Yoiks! It was all straight orthodox John Knox! Predestination with a big dose of paternalism: the male congregation elders being accepted as holy and wise. Knox never met our elders! (I’ll tell about one or two of them separately: one is important to the pk biography: Mr. Krauss worked for the phone company and it was to him that I outlined my proposal for an internet in 1970, asking for Ma Bell’s patronage.
So: Matthias was droning on about “Sart” and despair! Existential candor is despair? And Knoxism was alientating me by the sentence. I realized: I had no business in that church. Matthias was offending me, Presbyterianism was offending me.

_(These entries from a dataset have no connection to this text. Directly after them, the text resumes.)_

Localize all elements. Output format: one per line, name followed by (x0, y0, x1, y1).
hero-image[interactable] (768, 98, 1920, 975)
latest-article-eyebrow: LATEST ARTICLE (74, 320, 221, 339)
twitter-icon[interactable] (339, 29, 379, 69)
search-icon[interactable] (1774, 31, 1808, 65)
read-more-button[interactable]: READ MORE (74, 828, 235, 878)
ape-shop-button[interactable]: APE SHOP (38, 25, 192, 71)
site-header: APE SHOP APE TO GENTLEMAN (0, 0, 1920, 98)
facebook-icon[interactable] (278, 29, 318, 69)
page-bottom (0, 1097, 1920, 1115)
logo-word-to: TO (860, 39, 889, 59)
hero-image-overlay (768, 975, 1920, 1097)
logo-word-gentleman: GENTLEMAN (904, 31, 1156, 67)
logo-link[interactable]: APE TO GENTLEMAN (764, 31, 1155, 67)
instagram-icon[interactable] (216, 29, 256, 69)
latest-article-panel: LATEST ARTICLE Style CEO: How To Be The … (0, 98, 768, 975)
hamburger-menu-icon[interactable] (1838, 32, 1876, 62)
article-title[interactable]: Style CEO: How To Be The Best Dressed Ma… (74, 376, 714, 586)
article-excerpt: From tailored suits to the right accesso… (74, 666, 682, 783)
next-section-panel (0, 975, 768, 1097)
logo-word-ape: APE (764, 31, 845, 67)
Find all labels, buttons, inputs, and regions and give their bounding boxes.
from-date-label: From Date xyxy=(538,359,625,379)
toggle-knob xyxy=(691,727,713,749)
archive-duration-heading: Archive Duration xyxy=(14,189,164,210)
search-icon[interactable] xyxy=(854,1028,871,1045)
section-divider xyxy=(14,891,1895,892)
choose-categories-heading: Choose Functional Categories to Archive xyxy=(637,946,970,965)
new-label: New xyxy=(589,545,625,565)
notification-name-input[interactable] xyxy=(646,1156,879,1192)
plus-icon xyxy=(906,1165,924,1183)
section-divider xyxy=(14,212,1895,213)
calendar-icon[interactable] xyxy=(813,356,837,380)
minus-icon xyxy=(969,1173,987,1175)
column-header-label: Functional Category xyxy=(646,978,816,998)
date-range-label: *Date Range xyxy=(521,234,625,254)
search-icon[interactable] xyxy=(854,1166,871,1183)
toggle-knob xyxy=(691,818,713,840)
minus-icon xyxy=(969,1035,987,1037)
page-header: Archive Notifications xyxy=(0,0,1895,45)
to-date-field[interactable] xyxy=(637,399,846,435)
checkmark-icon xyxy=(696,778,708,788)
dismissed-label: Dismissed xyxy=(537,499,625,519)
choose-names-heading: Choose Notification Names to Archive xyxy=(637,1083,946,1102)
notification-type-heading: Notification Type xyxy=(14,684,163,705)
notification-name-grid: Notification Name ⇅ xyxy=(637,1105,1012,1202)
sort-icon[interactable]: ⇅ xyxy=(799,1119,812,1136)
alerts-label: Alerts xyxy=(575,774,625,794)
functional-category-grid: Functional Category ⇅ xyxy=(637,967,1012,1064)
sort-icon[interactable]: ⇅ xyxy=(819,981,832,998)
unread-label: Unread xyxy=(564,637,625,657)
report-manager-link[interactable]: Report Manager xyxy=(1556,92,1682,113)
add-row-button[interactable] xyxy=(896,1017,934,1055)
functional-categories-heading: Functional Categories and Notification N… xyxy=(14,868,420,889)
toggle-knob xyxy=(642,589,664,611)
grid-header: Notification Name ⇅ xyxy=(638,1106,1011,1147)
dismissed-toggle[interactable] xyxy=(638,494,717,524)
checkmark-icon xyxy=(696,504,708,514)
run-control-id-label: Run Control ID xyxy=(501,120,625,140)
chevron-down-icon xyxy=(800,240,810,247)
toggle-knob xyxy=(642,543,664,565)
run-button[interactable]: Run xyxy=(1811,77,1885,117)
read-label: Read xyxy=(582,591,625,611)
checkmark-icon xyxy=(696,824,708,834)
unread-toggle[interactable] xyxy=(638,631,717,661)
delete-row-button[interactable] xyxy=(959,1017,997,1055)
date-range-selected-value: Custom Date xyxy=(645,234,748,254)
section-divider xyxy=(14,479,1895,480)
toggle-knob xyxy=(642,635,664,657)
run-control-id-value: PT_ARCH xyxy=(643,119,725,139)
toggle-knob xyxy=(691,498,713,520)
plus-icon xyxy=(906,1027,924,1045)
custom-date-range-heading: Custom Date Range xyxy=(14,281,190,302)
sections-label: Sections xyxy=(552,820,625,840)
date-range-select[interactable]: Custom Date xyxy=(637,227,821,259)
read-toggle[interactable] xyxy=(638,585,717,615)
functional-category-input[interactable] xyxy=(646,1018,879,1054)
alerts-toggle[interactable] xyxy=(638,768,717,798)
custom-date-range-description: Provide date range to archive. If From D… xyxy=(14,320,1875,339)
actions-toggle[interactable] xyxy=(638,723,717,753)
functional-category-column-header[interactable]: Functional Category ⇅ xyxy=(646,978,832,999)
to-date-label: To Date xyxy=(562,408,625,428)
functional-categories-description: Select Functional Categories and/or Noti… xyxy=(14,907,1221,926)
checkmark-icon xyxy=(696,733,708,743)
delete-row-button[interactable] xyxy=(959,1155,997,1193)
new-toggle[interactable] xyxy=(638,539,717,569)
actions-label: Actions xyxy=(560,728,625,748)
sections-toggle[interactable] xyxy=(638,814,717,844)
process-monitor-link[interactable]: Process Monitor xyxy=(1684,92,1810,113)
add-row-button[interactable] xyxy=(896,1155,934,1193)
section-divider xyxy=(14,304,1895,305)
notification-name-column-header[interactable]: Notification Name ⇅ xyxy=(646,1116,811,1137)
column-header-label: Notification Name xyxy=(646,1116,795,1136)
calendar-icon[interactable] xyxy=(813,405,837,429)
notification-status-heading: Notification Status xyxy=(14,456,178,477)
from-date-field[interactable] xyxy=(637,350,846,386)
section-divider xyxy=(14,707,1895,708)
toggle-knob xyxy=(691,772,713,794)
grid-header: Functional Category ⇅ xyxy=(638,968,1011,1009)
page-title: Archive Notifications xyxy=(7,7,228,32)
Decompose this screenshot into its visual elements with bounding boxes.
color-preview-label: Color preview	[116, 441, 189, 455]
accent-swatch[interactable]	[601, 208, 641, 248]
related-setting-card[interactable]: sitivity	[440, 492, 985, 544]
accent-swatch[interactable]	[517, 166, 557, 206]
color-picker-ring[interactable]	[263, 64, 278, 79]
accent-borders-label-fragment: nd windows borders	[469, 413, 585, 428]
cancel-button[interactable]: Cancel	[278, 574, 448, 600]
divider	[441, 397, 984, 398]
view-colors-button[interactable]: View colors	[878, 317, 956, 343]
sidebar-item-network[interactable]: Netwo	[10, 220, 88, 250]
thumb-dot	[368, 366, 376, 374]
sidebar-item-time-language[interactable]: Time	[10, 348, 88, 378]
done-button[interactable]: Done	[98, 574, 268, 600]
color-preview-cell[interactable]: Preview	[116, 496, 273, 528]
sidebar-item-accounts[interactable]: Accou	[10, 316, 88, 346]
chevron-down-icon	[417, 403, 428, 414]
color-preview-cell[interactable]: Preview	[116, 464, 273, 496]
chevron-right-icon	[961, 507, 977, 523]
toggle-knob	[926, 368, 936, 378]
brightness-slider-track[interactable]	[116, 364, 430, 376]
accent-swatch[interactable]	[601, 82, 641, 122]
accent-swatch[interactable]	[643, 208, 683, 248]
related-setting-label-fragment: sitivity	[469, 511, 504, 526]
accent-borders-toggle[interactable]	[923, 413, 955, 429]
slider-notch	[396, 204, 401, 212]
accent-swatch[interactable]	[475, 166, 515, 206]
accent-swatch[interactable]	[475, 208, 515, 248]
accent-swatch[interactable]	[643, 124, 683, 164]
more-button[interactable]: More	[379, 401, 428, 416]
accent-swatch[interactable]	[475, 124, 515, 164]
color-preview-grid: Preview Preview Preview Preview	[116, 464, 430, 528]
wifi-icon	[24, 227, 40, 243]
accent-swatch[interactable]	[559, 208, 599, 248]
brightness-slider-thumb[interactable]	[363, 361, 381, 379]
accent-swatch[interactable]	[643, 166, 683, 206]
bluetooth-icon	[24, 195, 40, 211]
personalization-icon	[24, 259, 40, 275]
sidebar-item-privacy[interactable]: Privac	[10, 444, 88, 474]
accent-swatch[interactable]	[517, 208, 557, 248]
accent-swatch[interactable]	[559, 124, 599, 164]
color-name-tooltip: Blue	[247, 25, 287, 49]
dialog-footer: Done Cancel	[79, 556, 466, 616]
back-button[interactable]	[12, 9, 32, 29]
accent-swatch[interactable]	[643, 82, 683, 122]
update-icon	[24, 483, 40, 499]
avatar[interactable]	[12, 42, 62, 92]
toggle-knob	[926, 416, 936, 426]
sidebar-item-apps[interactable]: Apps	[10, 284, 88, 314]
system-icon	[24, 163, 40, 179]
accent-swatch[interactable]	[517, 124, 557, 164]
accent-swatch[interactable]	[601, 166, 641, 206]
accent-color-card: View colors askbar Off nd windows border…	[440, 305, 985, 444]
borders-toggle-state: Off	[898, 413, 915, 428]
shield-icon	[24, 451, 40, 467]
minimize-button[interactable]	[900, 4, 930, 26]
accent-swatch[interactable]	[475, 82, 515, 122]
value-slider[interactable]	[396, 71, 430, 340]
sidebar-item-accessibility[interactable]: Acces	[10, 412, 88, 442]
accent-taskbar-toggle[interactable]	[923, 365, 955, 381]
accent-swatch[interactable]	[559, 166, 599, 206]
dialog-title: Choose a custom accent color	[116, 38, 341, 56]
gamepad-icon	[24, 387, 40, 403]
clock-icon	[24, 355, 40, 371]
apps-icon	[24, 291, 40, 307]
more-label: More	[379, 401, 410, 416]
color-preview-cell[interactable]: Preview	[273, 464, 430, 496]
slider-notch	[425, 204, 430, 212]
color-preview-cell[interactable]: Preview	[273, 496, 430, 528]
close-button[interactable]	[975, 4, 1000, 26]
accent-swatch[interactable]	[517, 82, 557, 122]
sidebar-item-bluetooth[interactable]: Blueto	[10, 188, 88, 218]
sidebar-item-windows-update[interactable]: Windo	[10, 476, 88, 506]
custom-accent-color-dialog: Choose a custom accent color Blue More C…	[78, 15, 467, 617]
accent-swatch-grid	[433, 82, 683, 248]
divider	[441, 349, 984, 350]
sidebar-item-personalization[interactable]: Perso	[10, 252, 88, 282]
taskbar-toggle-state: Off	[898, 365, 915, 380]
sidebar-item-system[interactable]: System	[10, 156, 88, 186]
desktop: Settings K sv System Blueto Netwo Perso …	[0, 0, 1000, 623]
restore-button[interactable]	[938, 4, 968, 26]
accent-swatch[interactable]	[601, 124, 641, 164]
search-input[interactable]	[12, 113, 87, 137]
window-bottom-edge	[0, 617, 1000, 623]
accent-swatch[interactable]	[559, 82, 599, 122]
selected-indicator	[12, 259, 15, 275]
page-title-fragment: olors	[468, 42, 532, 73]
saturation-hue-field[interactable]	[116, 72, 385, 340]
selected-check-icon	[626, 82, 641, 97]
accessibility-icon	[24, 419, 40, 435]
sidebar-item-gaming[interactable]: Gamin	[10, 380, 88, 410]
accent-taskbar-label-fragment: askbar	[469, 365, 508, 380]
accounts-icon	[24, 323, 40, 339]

I’ve attended Presbyterian services since. There was a Presbyterian church across Broadway from Columbia with a famous minister. And I’ve appealed to other Presbyterian rectors as the accompanying stories tell: being betrayed in 100% of the cases. (But then I’ve been betrayed in my appeals to pastors from every sect I’ve appealed to.) (Then again I’ve come to reconsider my role to be parallel to Jesus: getting betrayed by the Temple of Jerusalem. God didn’t send his messengers to help us, but to damn our leaders!
I sometimes wish that Jesus’ betrayal had satisfied the quorum. But if God wants to refresh the betrayals in generation after generation, I guess I’m happy after al to have cooperated, whatever the personal inconvenience to me. I no longer even care if God saves me: I’m glad to have been a player whatever the outcome.